Жизнь кипела, и Таю чувствовал в себе радостный подъем, будто всё время за ним тянулась тяжелая ноша богатой добычи.
Когда в промысле наступало затишье и стихала стрельба в проливе, эскимосы Нунивака семьями отправлялись в гости в «Ленинский путь». Вместо оружия и гарпунов в байдары и вельботы грузились отсвечивающие желтизной бубны и тонко струганные гибкие ударные палочки. Прославленные певцы везли в своих сердцах новые песни, сочиненные во время долгих зимних ненастий на промысле в проливе, в светлые круглосуточные весенние дни в качающемся на спокойной воде вельботе.
Так шла жизнь. Каждый год приносил ощутимые перемены в жизни людей, и появился смысл в том, чтобы считать время.
И вдруг весть, резкая, как винтовочный выстрел в ледяной тишине океана, поразила людей: началась война. Она шла где-то очень далеко. Только грамотные люди из эскимосов с трудом могли объяснить, где места, по которым шли танки немцев. И лишь тогда, когда в сводках Совинформбюро замелькали близкие, знакомые слова — Москва, Ленинград, — всем, даже старым эскимосам стало ясно: война рядом, она близко.

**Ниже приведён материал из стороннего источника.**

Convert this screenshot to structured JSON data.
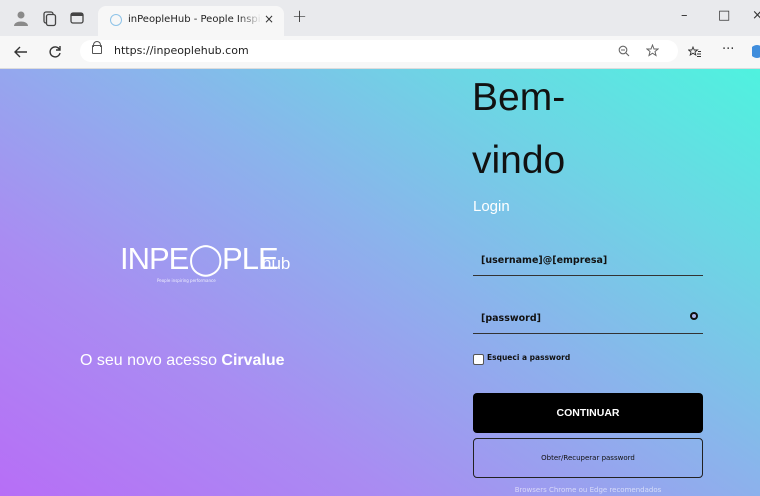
{
  "browser": {
    "tab_title": "inPeopleHub - People Inspiring Pe",
    "tab_close": "×",
    "new_tab": "+",
    "url": "https://inpeoplehub.com",
    "window_minimize": "–",
    "window_maximize": "□",
    "window_close": "×",
    "more_tools": "···"
  },
  "brand": {
    "logo_main": "INPE◯PLE",
    "logo_suffix": "hub",
    "logo_tagline": "People inspiring performance",
    "tagline_prefix": "O seu novo acesso ",
    "tagline_bold": "Cirvalue"
  },
  "login": {
    "welcome_line1": "Bem-",
    "welcome_line2": "vindo",
    "title": "Login",
    "username_placeholder": "[username]@[empresa]",
    "password_placeholder": "[password]",
    "remember_label": "Esqueci a password",
    "continue_label": "CONTINUAR",
    "recover_label": "Obter/Recuperar password",
    "browsers_note": "Browsers Chrome ou Edge recomendados"
  },
  "icons": {
    "profile": "profile-icon",
    "collections": "collections-icon",
    "tab_actions": "tab-actions-icon",
    "back": "back-arrow-icon",
    "refresh": "refresh-icon",
    "lock": "lock-icon",
    "zoom": "zoom-icon",
    "favorite": "star-icon",
    "favorites_bar": "favorites-icon",
    "eye": "eye-icon"
  },
  "colors": {
    "gradient_start": "#b76ef6",
    "gradient_end": "#4ff2df",
    "button_bg": "#000000"
  }
}
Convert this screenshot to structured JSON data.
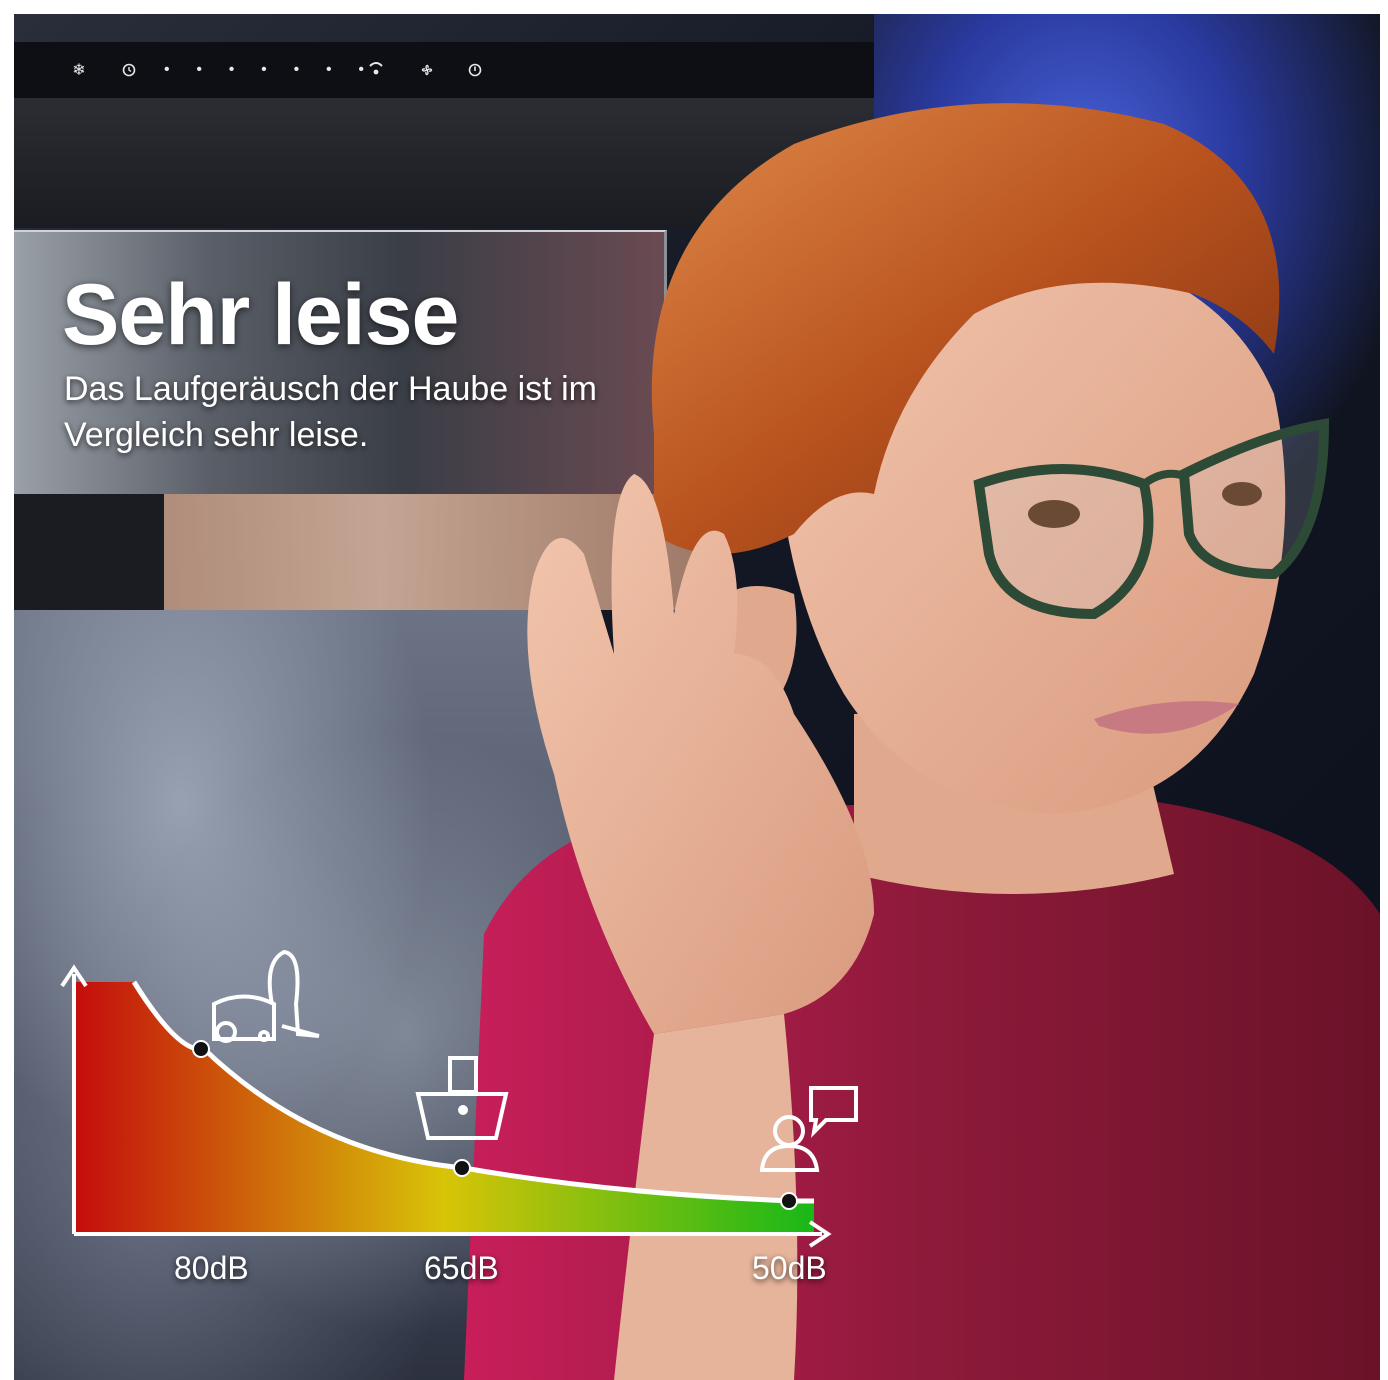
{
  "headline": "Sehr leise",
  "subline": "Das Laufgeräusch der Haube ist im Vergleich sehr leise.",
  "control_icons": [
    "snowflake-icon",
    "timer-icon",
    "dot-icon",
    "dot-icon",
    "dot-icon",
    "dot-icon",
    "dot-icon",
    "dot-icon",
    "dot-icon",
    "dot-icon",
    "fan-icon",
    "power-icon"
  ],
  "noise_levels": [
    {
      "label": "80dB",
      "value": 80,
      "icon": "vacuum-cleaner-icon"
    },
    {
      "label": "65dB",
      "value": 65,
      "icon": "kitchen-mixer-icon"
    },
    {
      "label": "50dB",
      "value": 50,
      "icon": "conversation-icon"
    }
  ],
  "colors": {
    "loud": "#c40c0c",
    "medium": "#d8c408",
    "quiet": "#18b818",
    "text": "#ffffff"
  }
}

Таю уходил зимними звездными утрами на промысел, ставил капканы на песца и каждую шкурку сдавал в фонд обороны. Для себя и семьи он оставлял самое необходимое. Не разгибая спины, Рочгына шила теплые пыжиковые жилетки и рукавицы для бойцов. И так было почти в каждой семье эскимосов и чукчей побережья.
Если раньше Таю относился к далекой русской земле скорее с любопытством, чем с сердечными чувствами, то сейчас ему открылась внутренняя связь, которая заставляла его содрогаться, когда он слушал об издевательствах немцев над мирными жителями полей, лесов и городов.
Однажды, будучи в районном центре, Таю зашел к секретарю райкома. Это был худой, ещё не старый человек с ввалившимися щеками. Таю знал его давно. Это он вручал ему партийный билет. Секретарь приехал сюда лет пятнадцать назад и первое время учительствовал в тундре. Владимир Антонович — так звали секретаря, — видимо, был болен: Таю это заметил по его блестящим глазам и надрывному кашлю, который сгибал секретаря, заставляя его низко наклоняться над столом.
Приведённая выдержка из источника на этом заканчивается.